Wednesday, February 29, 2012

Do Your Relationships Work?

Are you willing to settle for less than success?
Do you want to compromise your values?
Are you sacrificing to keep your relationship?
Do you want the other party to sacrifice too?

Does your relationship lack common goals and values?
Are both of you totally honest and open?
Do you each contribute equally to the relationship: time, energy and resources?
Are you both committed to what is best for each of you?
Do you take responsibility for the quality of the relationship with no guilt or blame?

Couples try to make relationships work, because “They Love one another.”
We can love many folks whom we would never want to live with and partner with for life. 
Partners confess: “They need each other emotionally or financially.”
Whenever we are dependent on someone, we will receive whatever they have to give.

People often stay in a friendship, job, partnership or marriage, because they are stuck.
They may be stuck in loyalty, stuck in false hope, stuck in fear, stuck in a house or kids or agreement.
When we are afraid to make a change, because it will look bad to others or hurt someone, we are stuck.
To see clearly what is in our best interest, we must stop judging and clarify what we want.

When we make a relationship agreement, we often choose based on what we want to be true.
When we make commitments to be friend, partner, employee or spouse, we often choose emotionally.
When we experience the side effects of our agreements, we may be offended, disappointed or angry.
Emotions are wake up calls to invite us to look rationally at the component benefits and deficits involved.

Changing agreements responsibly and respectfully:
Changing agreements respectfully requires that we forgive ourselves and others for not choosing consciously.
Changing agreements respectfully asks that we stop the emotional blame and guilt game and be neutral.
Changing agreements responsibly requires that we clarify what is true for all parties, including expectations.
Changing agreements honorably requires that we seek only the outcome that is best for all parties.

Remember if it is not best for you, it is not best for them.
If you cannot be your best, you will not give your best to the other.
If either party sacrifices or loses, both people relinquish success.
Only when we give live our best and the other is giving and living their best.

Consider the Keys to Successful Relationships below:
They work! 
Consider letting go of what you hoped could be and choose for what you want.
Consider being grateful to learn the lessons for successful partnerships in all areas of life.
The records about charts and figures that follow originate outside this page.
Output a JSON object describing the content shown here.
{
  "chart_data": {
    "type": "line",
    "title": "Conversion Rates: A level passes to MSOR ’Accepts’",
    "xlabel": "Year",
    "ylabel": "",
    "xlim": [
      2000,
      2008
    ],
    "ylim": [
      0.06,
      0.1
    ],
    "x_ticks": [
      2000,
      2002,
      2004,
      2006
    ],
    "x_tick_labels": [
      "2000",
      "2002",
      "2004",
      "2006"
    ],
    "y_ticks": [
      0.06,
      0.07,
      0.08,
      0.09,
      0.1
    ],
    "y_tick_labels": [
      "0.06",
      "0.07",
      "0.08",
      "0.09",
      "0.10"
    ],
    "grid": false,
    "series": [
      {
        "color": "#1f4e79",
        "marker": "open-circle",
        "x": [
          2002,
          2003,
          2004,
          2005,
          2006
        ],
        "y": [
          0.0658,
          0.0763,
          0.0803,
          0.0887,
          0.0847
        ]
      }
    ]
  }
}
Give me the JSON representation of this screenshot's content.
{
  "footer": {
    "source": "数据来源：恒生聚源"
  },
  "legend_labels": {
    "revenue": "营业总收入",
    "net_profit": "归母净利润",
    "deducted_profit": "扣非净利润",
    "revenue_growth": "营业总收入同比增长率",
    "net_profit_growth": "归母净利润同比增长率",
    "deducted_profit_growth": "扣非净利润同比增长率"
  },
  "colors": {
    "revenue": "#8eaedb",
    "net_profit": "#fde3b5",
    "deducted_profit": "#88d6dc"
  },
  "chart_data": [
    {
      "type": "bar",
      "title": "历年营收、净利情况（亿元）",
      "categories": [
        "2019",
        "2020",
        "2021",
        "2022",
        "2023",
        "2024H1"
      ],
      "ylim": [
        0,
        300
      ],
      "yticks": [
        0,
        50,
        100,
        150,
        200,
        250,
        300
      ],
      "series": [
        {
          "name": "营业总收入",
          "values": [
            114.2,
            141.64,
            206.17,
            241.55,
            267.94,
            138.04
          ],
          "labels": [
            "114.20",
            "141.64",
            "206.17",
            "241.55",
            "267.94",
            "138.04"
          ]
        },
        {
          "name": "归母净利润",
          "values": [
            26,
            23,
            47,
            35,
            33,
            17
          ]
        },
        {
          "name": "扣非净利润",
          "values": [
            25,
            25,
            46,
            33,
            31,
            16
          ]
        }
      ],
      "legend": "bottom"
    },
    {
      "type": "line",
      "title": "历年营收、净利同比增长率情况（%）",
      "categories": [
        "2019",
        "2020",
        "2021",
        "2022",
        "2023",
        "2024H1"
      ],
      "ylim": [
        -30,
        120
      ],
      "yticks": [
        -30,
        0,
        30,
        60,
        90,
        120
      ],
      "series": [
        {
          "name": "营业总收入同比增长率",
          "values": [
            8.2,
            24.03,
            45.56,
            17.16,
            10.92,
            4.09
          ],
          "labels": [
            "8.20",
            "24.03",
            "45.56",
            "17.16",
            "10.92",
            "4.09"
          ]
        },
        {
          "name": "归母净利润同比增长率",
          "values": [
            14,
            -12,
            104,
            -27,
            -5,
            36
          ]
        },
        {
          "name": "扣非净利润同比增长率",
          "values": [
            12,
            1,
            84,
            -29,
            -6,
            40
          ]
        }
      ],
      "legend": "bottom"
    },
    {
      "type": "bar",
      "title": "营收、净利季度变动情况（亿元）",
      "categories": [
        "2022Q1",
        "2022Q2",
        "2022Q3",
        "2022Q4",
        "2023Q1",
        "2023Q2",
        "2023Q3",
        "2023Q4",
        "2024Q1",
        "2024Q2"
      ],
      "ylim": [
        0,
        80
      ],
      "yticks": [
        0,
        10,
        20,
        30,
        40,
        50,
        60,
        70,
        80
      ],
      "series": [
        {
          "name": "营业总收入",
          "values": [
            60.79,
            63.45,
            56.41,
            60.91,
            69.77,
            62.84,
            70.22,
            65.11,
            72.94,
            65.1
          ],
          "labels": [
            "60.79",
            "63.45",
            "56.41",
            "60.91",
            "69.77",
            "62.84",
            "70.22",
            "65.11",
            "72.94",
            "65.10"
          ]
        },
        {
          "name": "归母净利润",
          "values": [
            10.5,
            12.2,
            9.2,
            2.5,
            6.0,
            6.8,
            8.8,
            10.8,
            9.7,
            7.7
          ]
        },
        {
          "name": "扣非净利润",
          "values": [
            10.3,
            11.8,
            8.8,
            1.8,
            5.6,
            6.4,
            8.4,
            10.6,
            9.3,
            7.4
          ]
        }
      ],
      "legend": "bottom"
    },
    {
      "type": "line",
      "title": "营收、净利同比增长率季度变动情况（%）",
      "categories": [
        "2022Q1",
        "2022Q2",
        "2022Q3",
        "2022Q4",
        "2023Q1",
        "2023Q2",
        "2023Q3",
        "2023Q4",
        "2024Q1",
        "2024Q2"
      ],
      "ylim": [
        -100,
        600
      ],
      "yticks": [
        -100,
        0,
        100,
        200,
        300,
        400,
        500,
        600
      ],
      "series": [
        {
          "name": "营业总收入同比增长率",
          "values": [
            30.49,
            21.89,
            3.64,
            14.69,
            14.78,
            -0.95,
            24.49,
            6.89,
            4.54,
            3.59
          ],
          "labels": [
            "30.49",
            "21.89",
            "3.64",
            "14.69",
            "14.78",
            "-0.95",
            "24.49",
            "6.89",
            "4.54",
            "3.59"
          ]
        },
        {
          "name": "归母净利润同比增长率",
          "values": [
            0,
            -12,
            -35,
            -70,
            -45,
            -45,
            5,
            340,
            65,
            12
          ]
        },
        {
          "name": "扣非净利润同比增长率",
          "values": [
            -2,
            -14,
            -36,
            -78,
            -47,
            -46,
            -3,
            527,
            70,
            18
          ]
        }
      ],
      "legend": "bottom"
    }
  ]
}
Loving us all as we learn to drop the drama, the fantasy and the games we play in life.
Betty Lue

Five Keys for Successful Relationships

To have successful relationships with partners, spouse, coworkers, teammates, children there are five essential factors: Joining, Honesty, Equality, Commitment, Responsibility.
Joining: All parties must share a common goal or vision for their relationship. This shared vision comes from communication regarding the needs of each individual, their vision for the future and what they share in common.

Honesty: Honest communication is sharing what really matters with no blame, guilt or withholds.
Honest is a byproduct of integrity, living one’s life on purpose with openness and appreciation.

Equality: When both parties are giving their best in each moment, there is equality.  Equality is not measured by comparison: it is experienced when there is the willingness to give one’s best even when it is less than the other.  To quit or hold back on one’s giving creates inequality.

Commitment: To commit to the fulfillment of the desired vision or goal and to the success of the relationship requires always choosing what is best for both.  Decisions are based on what is a win/win for all concerned.  One must be committed to what is highest and best for each party.

Responsibility: Being fully able and willing to respond to whatever is needed to create success through joining, honesty, equality and commitment is being fully responsible.  Where there is guilt or blame being communicated, there is inequality and victimization as well as lack of responsibility.

To be successful requires staying conscious.
To be successful requires a willingness to communicate with respect.
To be successful requires an acceptance of differences.
To be successful requires open-minded and appreciation of all parties.

To take on unconscious patterns of dysfunctional family systems will limit the success of one’s joining, honest communication, true willingness to give, total commitment to what is best for all and assuming full responsibility for the quality of the relationship.

If you want success and fulfillment in your relationships, begin today to observe what you can do to improve yourself and your way of relating in every way.  You need not depend upon another’s changing in order to increase the quality of your relating. You can do it yourself!